Massimo Malpica
RomaFini è come Fonzie, non riesce a dire «ho sbagliato». Ma l'ospitata a Servizio Pubblico gli va comunque di traverso. Santoro per la verità sembra rinunciare all'assist, ma poi sornione mette Fini all'angolo. L'approccio sembra tenero: «Il Giornale stamattina mi ha scritto le dieci domande che dovrei farle. Mi faccia il favore, se è così cortese, risponda per iscritto e vedetevela tra di voi. Io non ho certo intenzione di fare dieci domande». Fini sorride, pensa d'averla svangata, si spinge a dire che «persino lui» non vuole Sallusti in carcere. Ma Santoro le domande le fa Lo stesso, a modo suo, uno, due, tre, quattro, senza perdere il ritmo. Fini sbianca, barcolla, cerca di svicolare, ma Santoro non lo lascia. La questione, spiega il giornalista, non è da giustizia penale, ma morale, politica, chiama in causa la coerenza. Il presidente della Camera paga la promessa mancata, quel voler sempre negare tutto senza spiegare, con un'alzata di spalle. Fini disse: se viene dimostrato che la casa di Montecarlo è di mio cognato, mi dimetto. Dimostrato. Non si è dimesso.

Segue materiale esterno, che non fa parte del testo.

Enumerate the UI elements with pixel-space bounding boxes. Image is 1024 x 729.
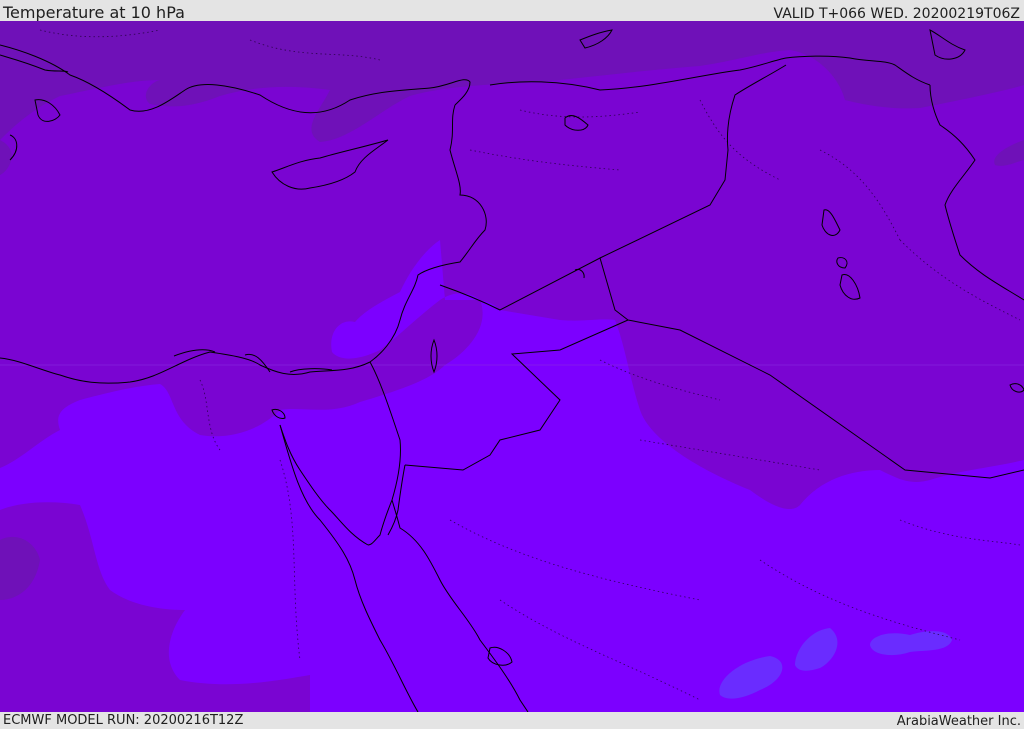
header-bar: Temperature at 10 hPa VALID T+066 WED. 2… — [0, 0, 1024, 22]
footer-bar: ECMWF MODEL RUN: 20200216T12Z ArabiaWeat… — [0, 712, 1024, 729]
map-title: Temperature at 10 hPa — [3, 3, 185, 22]
valid-time-label: VALID T+066 WED. 20200219T06Z — [773, 6, 1020, 22]
model-run-label: ECMWF MODEL RUN: 20200216T12Z — [3, 713, 244, 728]
temperature-map — [0, 21, 1024, 712]
credit-label: ArabiaWeather Inc. — [896, 714, 1021, 729]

Santoro gli chiede conto di quella promessa, fatta «solennemente». Fini annuisce, ma viene incalzato: i fax con i passaporti a Walfenzao, i rapporti con Corallo. E soprattutto, spara Santoro, «l'opinione pubblica si è convinta al 99,9 per cento che, al di là dei profili penali, questa casa è oggetto di un affare da parte dei suoi familiari. E lei che fa? È andato troppo avanti con quella promessa?». Gianfranco prova a svicolare: «Non c'è in ballo un solo centesimo di denaro pubblico, non c'è un solo italiano che possa dire Fini, mi hai fregato». Santoro gioca al gatto col topo: «Possono dirlo quelli del partito, di An». Per non dire della buonanima della contessa Colleoni, che il suo patrimonio e la casa nel Principato l'aveva lasciato all'«amico» Gianfranco per la «buona battagli».

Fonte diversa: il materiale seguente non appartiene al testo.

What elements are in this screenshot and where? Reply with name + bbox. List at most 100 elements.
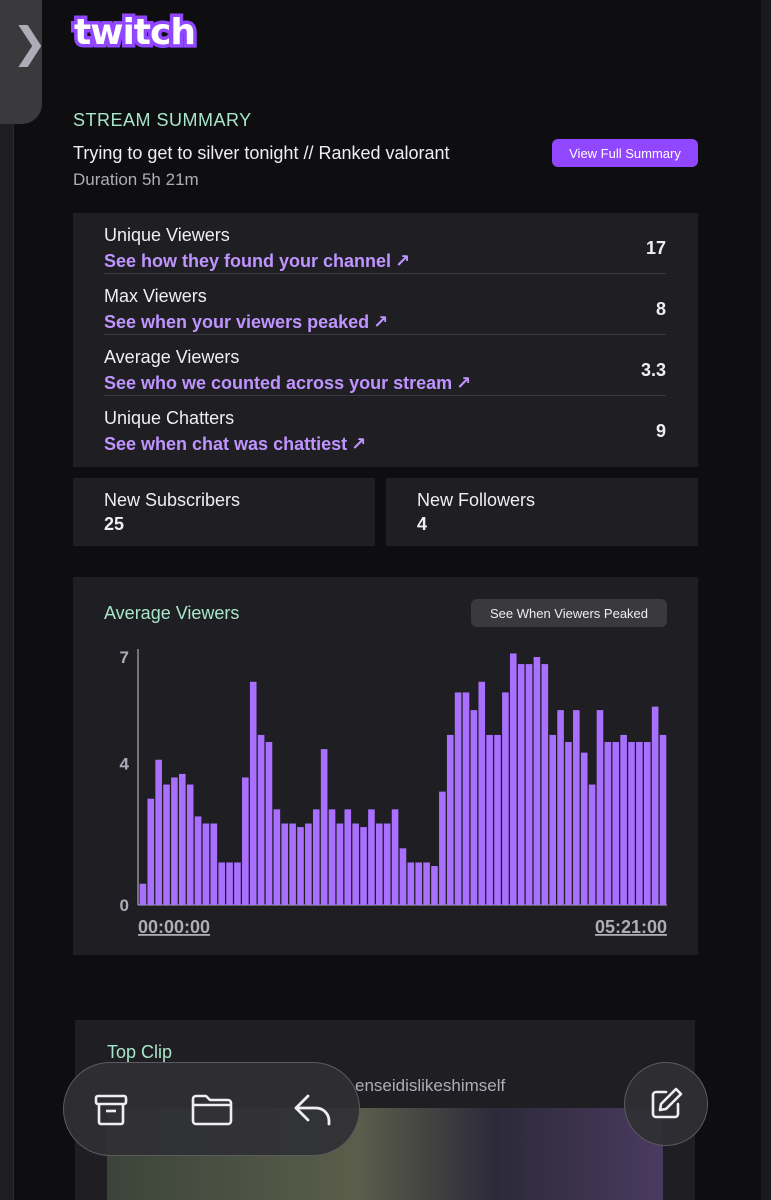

Così il presidente scappa nell'unica via di fuga lasciata aperta. Scarica la famiglia, in diretta tv. «Non posso pagare né penalmente né politicamente per il comportamento di altre persone». Santoro insiste: «Qualcosa in più però me l'aspettavo... non lo so, chiedo scusa per aver fatto quella promessa, o mi ha fregato quel fetente di... una cosa così». Ma no, Fini non si scusa. «Sono abituato a chiedere scusa quando sono cosciente di essere in colpa, non ho nulla di cui pentirmi e di vergognarmi». Però al termine di questo round si capisce che il colpo è stato accusato. Santoro alla fine lo grazia. E il presidente della Camera si salva aggrappandosi alla poltrona: «È un problema personale e familiare, e come tale va trattato, non in televisione». Non resiste a ripetere che non si dimetterà per «uno scandalo che non c'è», e Santoro a quel punto gli toglie la parola a mezza frase, passando la palla a Della Valle: «Aiutami a girare pagina, dai, tanto questo è un problema che se lo spiccia Fini con l'opinione pubblica». Fini resta lì, aspettando di intervenire in campi meno minati, meno dolorosi. Si sforza di mantenere uno sguardo «istituzionale», ma a tradirlo è proprio il volto. È stanco, le rughe sul volto come cicatrici profonde sembrano rimandare a notti senza sonno, a nervi tesi, a pensieri che tornano ogni volta e che non riesce a scacciare. Fini aveva esordito parlando del disgusto che la pubblica opinione ha verso i politici. E Santoro lo ha costretto a fare i conti proprio con quella pubblica opinione, proprio con quel disgusto. Lo ha messo di fronte alla sua contraddizione, al suo sdoppiamento, da una parte politico «moralizzatore», dall'altro uomo coinvolto in una vicenda poco chiara e che non ha mai contribuito a chiarire.